By communication value, are you referring to language? Vocalizations are very useful for intra-species communication (especially in social animals), territory establishment, attracting mates, creating bonds with offspring, and alarms, just to name a few.

YoBob's avatar

Who says they have no communication value?

While such vocalizations are generally not the abstract symbolic communication mechanism that we humans enjoy, they are quite effective at conveying meaning, even across species. As any dog owner can tell you, you an generally tell if a dog is saying “I’m happy to see you”, or “Let’s play”, or “There’s really something you should know about” just by the tone/character of the vocalization.

thorninmud's avatar

There is a biologist at Northern Arizona University, Con Slobodchikoff, who has studied Prairie Dog barks, and found them to convey amazingly detailed information. The barks all sound the same to us, but running them through spectral analysis reveals subtle tonal differences. He’s done experiments that suggest the barks convey information about the size, color and shape of intruders in their environment. He has identified about 20 “words” in the Prairie Dog lexicon. This would be the most semantically complex wild animal communication we’ve found to date. Here’s an article about his work.

ETpro's avatar

@syz I meant communication in the broader sense you are using, not in symbolic language al la human beings. But I just ran across a video of a talking elephant and a talking dog so talking goes beyond just Parrots and Mayan Birds. By the way, a budgie named Puck won the Guinness Record for size of bird vocabulary in 1995 with 1,728 words. Puck was able to ask for things, so clearly understood the meaning of at least some of the sounds he had memorized. Here’s another budgie talking his head off


marinelife's avatar

They definitely communicate different things. We just don’t understand them.

ETpro's avatar

@thorninmud & @marinelife Spoony THE cat has a wide and varied range of vocalizations and body language, and by really getting to know here I’ve been able to discern what a good deal of it means. Incredibly, as she has recognized that she can use her vocalizations to communicate with me, she’s expanded her repetoire and come to rely on it much more. It’s a bit embarrassing that while we consider ourselves the epitome of animal intelligence, we seem less adept at learning their communication than they are at learning ours.

JilltheTooth's avatar

Do I remember correctly that Spoony is the one that that won’t allow your wife to converse?

Seelix's avatar

Animals’ vocalizations definitely have communication value. Have you ever had two dogs or two cats? They definitely communicate. My female is skittery and definitely on the bottom of the totem pole – you should hear her screech when my male gets too close to her cha-cha.

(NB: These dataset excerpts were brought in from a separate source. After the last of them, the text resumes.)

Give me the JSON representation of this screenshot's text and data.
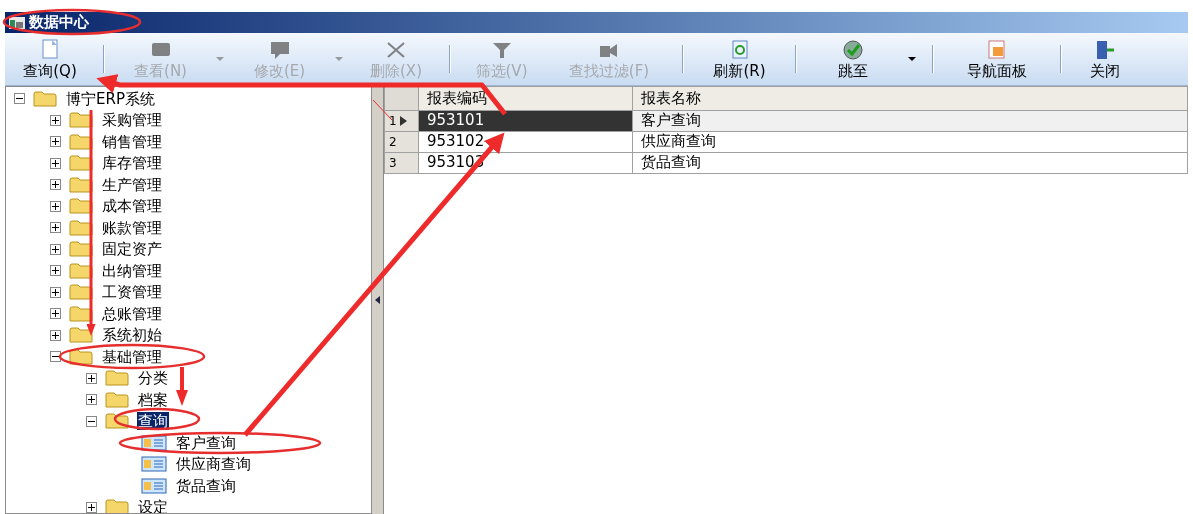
{
  "window": {
    "title": "数据中心"
  },
  "toolbar": [
    {
      "label": "查询(Q)",
      "disabled": false,
      "dropdown": false,
      "separator_after": true
    },
    {
      "label": "查看(N)",
      "disabled": true,
      "dropdown": true,
      "separator_after": false
    },
    {
      "label": "修改(E)",
      "disabled": true,
      "dropdown": true,
      "separator_after": false
    },
    {
      "label": "删除(X)",
      "disabled": true,
      "dropdown": false,
      "separator_after": true
    },
    {
      "label": "筛选(V)",
      "disabled": true,
      "dropdown": false,
      "separator_after": false
    },
    {
      "label": "查找过滤(F)",
      "disabled": true,
      "dropdown": false,
      "separator_after": true
    },
    {
      "label": "刷新(R)",
      "disabled": false,
      "dropdown": false,
      "separator_after": true
    },
    {
      "label": "跳至",
      "disabled": false,
      "dropdown": true,
      "separator_after": true
    },
    {
      "label": "导航面板",
      "disabled": false,
      "dropdown": false,
      "separator_after": true
    },
    {
      "label": "关闭",
      "disabled": false,
      "dropdown": false,
      "separator_after": false
    }
  ],
  "tree": [
    {
      "label": "博宁ERP系统",
      "kind": "folder",
      "expanded": true,
      "selected": false,
      "children": [
        {
          "label": "采购管理",
          "kind": "folder",
          "expanded": false,
          "selected": false
        },
        {
          "label": "销售管理",
          "kind": "folder",
          "expanded": false,
          "selected": false
        },
        {
          "label": "库存管理",
          "kind": "folder",
          "expanded": false,
          "selected": false
        },
        {
          "label": "生产管理",
          "kind": "folder",
          "expanded": false,
          "selected": false
        },
        {
          "label": "成本管理",
          "kind": "folder",
          "expanded": false,
          "selected": false
        },
        {
          "label": "账款管理",
          "kind": "folder",
          "expanded": false,
          "selected": false
        },
        {
          "label": "固定资产",
          "kind": "folder",
          "expanded": false,
          "selected": false
        },
        {
          "label": "出纳管理",
          "kind": "folder",
          "expanded": false,
          "selected": false
        },
        {
          "label": "工资管理",
          "kind": "folder",
          "expanded": false,
          "selected": false
        },
        {
          "label": "总账管理",
          "kind": "folder",
          "expanded": false,
          "selected": false
        },
        {
          "label": "系统初始",
          "kind": "folder",
          "expanded": false,
          "selected": false
        },
        {
          "label": "基础管理",
          "kind": "folder",
          "expanded": true,
          "selected": false,
          "children": [
            {
              "label": "分类",
              "kind": "folder",
              "expanded": false,
              "selected": false
            },
            {
              "label": "档案",
              "kind": "folder",
              "expanded": false,
              "selected": false
            },
            {
              "label": "查询",
              "kind": "folder",
              "expanded": true,
              "selected": true,
              "children": [
                {
                  "label": "客户查询",
                  "kind": "report",
                  "selected": false
                },
                {
                  "label": "供应商查询",
                  "kind": "report",
                  "selected": false
                },
                {
                  "label": "货品查询",
                  "kind": "report",
                  "selected": false
                }
              ]
            },
            {
              "label": "设定",
              "kind": "folder",
              "expanded": false,
              "selected": false
            }
          ]
        }
      ]
    }
  ],
  "grid": {
    "columns": [
      "报表编码",
      "报表名称"
    ],
    "rows": [
      {
        "number": "1",
        "cells": [
          "953101",
          "客户查询"
        ],
        "selected": true
      },
      {
        "number": "2",
        "cells": [
          "953102",
          "供应商查询"
        ],
        "selected": false
      },
      {
        "number": "3",
        "cells": [
          "953103",
          "货品查询"
        ],
        "selected": false
      }
    ]
  }
}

Animals don’t have a complex language with grammatical rules and such, but they definitely communicate, at least within their own species.

ETpro's avatar

@JilltheTooth Yep. She still does that too. Strange.

@Seelix Thanks. Indeed they do. They can even learn to send signals other species recognize. Like the roar of a male lion if you are getting too close to his pride.

marinelife's avatar

@ETpro I was making a generalization. I know my dog’s different vocalizations well, and the two of us talk to each other using them. (Well, I answer in words, but he understands those too.)

ETpro's avatar

@marinelife Same here with Spoony. I can actually do a reasonable copy of some of her sounds. She seems to grasp that when she asks for fish—she loves some canned tuna in the evening—and I echo back her request for fish sound, I’m confirming that I heard her. It’s kind of like an astronaut saying, “Roger that.”

mattbrowne's avatar

For the same reasons humans have an appendix.

ETpro's avatar

@mattbrowne That would be a possibility to evaluate. But observation says that they do use sounds to communicate with one another.

mattbrowne's avatar

@ETpro – Yes, but perhaps some sounds only had a meaning in the distant past and are now meaningless remnants. Genes do mutate slowly.

ETpro's avatar

@mattbrowne Probably so. Some of my more guttural sounds are meaningless to those around me, but would probably make perfect sense to a cave man. :-)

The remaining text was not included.